Ted had found the path. He led them until nightfall, and they camped withi
n spitting distance of the ruined Atlanta skyline.
XLV
Mortimer tossed another stick on the fire. “It’s decision time.”
The others looked up from their places around the camp, eyes wide and curious. They hadn’t realized an announcement was coming.
“This is up to me now,” Mortimer said. “We’re about to get neck-deep in Red Stripe territory. I have a personal stake in this. As you know, I’m looking for my wife. I need to see her. Anyway, it’s enough to say that in addition to putting the brakes on this Czar asshole, I have my own motivations, which are nobody else’s problem but mine.”
Sheila frowned, broke eye contact.
“You can shove your hero speech up your ass,” Bill said. “If you think I’m the kind to cut out on a partner, then I guess you don’t know me very well at all.”
Mortimer smiled. Damn, he’s a good pal. I’m going to miss him when I get my dumb ass killed. “I appreciate that, Bill. More than you know. But it’s a one-man job, and there’s just no sense in risking everyone.”
“You’re stupid.” The venom in Sheila’s voice startled them. “We live in a time when the most valuable thing a person can have is somebody to look out for you and that you can look out for,” she said. “And you treat that like it’s not anything. We are here for you. Did your fucking wife come looking for you? Fuck no. Fuck you.”

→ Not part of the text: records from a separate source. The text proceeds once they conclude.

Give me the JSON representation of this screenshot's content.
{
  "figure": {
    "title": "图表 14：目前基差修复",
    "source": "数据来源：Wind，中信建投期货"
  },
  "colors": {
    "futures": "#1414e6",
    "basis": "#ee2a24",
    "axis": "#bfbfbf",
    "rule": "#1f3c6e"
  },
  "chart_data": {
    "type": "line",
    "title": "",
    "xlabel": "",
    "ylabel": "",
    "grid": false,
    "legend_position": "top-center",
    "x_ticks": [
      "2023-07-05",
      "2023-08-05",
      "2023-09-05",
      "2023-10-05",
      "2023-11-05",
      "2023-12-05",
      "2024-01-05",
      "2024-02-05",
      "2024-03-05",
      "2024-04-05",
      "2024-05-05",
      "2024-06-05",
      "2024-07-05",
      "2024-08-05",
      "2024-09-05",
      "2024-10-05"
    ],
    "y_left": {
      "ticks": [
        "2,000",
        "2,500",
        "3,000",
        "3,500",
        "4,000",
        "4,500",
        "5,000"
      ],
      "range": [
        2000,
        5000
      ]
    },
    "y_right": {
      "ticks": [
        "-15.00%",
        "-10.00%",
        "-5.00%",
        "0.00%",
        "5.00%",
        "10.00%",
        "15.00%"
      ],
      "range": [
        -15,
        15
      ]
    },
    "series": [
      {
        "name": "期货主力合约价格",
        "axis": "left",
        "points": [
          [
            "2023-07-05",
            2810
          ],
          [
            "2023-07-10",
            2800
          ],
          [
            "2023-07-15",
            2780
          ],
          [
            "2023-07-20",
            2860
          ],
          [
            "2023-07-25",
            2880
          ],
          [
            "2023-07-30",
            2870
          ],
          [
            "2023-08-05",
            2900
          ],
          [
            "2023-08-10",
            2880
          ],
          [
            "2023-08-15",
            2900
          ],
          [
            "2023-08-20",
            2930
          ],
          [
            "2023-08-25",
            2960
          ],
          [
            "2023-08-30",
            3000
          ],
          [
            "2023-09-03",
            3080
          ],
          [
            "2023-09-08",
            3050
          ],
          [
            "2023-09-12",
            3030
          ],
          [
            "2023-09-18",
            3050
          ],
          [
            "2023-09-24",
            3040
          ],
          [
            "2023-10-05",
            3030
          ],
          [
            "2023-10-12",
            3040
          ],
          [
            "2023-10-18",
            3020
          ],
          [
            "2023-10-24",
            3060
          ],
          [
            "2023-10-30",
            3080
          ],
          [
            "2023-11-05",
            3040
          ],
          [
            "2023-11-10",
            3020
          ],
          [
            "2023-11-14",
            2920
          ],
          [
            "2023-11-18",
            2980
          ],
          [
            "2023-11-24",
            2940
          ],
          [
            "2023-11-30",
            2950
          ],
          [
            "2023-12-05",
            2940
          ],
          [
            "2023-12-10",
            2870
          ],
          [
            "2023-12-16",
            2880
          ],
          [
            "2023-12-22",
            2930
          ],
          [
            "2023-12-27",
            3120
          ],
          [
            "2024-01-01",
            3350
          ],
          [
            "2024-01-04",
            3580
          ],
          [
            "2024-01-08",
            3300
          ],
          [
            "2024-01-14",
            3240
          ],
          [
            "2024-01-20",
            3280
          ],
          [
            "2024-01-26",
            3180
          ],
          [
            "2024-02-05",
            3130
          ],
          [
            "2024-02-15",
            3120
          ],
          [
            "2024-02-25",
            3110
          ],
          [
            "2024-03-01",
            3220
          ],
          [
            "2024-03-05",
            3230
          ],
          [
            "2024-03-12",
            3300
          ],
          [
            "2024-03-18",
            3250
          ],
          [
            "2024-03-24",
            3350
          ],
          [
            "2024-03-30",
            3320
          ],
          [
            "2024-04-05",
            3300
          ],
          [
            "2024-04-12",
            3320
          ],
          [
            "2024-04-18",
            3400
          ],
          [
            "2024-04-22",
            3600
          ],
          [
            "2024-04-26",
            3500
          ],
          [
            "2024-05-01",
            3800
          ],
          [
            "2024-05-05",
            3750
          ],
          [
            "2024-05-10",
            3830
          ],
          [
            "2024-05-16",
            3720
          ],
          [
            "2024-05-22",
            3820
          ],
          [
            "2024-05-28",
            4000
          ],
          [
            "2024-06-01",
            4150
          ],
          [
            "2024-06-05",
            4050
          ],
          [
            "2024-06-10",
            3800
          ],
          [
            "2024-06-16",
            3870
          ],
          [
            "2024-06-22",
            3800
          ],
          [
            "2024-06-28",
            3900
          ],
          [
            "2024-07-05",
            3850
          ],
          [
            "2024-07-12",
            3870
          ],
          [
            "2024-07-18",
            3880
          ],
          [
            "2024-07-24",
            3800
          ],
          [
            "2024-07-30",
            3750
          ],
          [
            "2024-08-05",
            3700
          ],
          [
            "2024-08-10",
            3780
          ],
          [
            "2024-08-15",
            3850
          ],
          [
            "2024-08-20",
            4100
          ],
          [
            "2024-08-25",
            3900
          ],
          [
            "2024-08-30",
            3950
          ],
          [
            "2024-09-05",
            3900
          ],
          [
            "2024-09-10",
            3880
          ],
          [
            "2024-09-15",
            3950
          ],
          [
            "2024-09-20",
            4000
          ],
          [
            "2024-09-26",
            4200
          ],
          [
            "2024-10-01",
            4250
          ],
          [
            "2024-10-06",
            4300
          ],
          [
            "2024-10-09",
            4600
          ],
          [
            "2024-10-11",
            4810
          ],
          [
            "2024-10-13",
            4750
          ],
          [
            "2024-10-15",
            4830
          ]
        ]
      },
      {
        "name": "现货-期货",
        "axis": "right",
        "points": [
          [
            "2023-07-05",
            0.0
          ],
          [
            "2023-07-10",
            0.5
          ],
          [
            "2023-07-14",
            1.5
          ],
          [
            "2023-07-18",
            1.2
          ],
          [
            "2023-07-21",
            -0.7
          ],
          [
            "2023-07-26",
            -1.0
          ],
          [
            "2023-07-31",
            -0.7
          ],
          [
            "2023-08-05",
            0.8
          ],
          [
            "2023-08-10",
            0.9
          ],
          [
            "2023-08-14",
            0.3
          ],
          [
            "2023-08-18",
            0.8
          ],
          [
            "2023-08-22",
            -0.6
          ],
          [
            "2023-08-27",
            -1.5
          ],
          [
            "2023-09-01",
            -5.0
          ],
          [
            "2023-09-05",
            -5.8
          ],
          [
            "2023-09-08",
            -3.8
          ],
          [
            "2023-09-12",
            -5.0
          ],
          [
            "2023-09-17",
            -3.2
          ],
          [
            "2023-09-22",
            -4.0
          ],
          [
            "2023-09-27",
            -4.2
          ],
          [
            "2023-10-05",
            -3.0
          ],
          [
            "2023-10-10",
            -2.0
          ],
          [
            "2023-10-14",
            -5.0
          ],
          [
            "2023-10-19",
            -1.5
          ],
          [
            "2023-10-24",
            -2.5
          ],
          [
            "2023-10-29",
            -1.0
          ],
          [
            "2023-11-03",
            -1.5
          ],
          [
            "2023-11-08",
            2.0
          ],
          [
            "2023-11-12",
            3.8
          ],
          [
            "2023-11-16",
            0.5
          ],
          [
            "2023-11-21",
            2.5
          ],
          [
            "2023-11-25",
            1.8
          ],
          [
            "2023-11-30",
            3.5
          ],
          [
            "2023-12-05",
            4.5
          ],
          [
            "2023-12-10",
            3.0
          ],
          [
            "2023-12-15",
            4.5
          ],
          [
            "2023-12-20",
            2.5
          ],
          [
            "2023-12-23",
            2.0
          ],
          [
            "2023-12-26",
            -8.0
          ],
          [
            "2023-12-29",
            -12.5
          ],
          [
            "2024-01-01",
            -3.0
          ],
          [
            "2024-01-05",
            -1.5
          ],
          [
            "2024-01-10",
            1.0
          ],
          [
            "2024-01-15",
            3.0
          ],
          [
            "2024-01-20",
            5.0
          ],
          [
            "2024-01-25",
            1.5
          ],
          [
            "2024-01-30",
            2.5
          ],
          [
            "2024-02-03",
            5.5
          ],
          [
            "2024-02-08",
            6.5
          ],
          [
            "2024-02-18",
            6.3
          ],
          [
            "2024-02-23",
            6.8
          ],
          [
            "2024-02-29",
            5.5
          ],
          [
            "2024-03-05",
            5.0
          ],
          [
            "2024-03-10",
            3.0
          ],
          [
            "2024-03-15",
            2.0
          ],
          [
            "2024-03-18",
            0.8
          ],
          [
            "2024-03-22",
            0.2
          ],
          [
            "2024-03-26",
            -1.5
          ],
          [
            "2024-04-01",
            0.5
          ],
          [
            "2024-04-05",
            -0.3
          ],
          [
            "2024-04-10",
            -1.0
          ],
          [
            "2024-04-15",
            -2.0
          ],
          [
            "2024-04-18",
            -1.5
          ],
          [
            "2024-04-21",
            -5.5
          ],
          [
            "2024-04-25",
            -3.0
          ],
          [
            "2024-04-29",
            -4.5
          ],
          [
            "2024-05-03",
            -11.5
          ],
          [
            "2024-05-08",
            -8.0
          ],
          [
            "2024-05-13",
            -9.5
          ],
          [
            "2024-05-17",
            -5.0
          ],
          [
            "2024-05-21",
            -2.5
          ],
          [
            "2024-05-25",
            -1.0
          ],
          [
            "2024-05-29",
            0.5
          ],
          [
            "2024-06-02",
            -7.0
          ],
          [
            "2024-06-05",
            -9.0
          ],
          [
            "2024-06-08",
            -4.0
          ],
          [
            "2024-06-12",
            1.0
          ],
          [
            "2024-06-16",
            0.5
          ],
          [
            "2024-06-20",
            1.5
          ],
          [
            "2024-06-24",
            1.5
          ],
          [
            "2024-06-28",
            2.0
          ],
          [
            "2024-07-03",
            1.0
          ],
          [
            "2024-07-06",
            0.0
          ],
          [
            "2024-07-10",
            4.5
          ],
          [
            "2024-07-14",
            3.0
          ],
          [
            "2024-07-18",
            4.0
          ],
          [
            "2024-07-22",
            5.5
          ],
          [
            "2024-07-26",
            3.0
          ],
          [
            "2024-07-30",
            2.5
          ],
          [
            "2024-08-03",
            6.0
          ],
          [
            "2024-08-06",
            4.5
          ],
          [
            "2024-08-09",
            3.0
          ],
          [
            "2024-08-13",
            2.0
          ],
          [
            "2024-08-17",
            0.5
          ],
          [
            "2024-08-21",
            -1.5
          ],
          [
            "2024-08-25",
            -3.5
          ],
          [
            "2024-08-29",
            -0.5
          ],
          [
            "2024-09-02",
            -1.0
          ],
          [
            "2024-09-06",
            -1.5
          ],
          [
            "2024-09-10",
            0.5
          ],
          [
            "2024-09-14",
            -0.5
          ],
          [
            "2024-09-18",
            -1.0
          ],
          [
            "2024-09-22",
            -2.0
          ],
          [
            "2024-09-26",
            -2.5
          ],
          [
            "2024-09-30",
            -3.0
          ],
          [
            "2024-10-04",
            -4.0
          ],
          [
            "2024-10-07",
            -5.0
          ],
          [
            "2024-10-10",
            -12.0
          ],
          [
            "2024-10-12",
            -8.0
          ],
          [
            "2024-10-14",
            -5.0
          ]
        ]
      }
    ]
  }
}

Mortimer’s mouth fell open. He shut it again. He was simultaneously touched and offended.
“I…” Mortimer shook his head. So tired. “Okay. Thanks, guys. Sorry. Should have known better than to try that hero bullshit.”
Sheila turned away, curled up with her back to the fire.
“Damn right,” Bill said. “We’ll figure it out as we go. You’ll see.”
“Sure.”
Mortimer shot Ted a look across the campfire. The old man offered a slight nod in return.